Souvenirs floconneux

À la troisième page du livre de Jean-Loup Rivière, Le monde en détails, je lis ces mots bizarres, bizarres sous la plume d’un critique théâtral : « Entre la pluie et la neige, j’avoue une préférence pour le flocon. »

J’aime lire Jean-Loup Rivière parce que chacun de ses livres est une promenade imprévue, et chacune de ses phrases une occasion de rêver. Ce professeur d’université, chose étrange, ignorait le style professoral et la méthode magistrale.

Ce goût du flocon sous les cintres lui évoque la dernière scène de l’Amphitryon de Kleist, mis en scène par Klaus Michael Grüber, quand l’héroïne regarde le flocon fondu dans sa paume humide, qu’elle tend ensuite vers la salle en disant : « Ach ! ».
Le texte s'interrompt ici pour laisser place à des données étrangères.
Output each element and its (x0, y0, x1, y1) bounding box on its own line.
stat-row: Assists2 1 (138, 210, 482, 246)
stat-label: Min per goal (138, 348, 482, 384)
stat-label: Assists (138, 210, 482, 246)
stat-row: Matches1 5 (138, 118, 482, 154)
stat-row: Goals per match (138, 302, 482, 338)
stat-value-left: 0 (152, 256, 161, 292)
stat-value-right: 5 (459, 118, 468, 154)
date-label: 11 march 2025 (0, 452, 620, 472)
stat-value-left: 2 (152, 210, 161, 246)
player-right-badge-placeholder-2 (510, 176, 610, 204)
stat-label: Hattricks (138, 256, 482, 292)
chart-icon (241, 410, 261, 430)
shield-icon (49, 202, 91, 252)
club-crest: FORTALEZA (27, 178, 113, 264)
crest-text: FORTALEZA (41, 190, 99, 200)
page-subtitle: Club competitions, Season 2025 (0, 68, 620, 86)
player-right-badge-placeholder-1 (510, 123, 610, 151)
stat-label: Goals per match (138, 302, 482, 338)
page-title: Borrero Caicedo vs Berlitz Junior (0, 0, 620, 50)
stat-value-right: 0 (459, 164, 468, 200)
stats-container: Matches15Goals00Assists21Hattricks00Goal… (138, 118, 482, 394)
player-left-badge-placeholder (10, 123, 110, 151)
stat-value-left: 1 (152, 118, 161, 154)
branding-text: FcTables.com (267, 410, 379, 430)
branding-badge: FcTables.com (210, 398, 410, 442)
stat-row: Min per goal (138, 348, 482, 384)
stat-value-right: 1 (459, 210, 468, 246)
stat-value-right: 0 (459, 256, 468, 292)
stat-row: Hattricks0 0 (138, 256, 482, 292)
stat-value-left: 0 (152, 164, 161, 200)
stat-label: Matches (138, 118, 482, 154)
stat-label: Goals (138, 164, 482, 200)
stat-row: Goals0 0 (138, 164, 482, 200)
Jean-Loup Rivière, Le monde en détails La Librairie du XXIe siècle Seuil

Et moi, je ne sais pourquoi, je songe au contraire à un théâtre sec, dur, coupant, agressif de par sa distance, que j’ai découvert à 19 ans, en juillet 1956, au Berliner Ensemble. Un mois avant la mort de Brecht, apprise sur l’île de Rügen, la patrie de Gerhart Hauptmann. Je travaillais le jour à restaurer la Stalinallee, avec un ami du lycée Voltaire.

J’espère qu’on ne verra jamais des flocons tomber en voletant sur Mère Courage. Il y faut de la pluie, de la glace, ou des rayons ardents, des vents cruels. Je revois Helena Weigel tirer sa charrette de cantinière à travers la guerre de Trente Ans. Jamais je n’aurais imaginé que le Théâtre (la majuscule est de Rivière) pût atteindre cette perfection, dont il dit à juste titre qu’elle risque d’exténuer le désir d’une autre représentation.

Et de fait, nulle mise en scène française n’a pu égaler ces deux souvenirs uniques de juillet 1956 : la Weigel dans Mère Courage, et Ernst Busch dans Galileo Galilei, quand le cardinal se transforme sous nos yeux en pape – comme un membre du Politburo devenant premier secrétaire du Parti. Mais si le lieu ne fait pas de doute, était-ce bien la même année, au même mois ?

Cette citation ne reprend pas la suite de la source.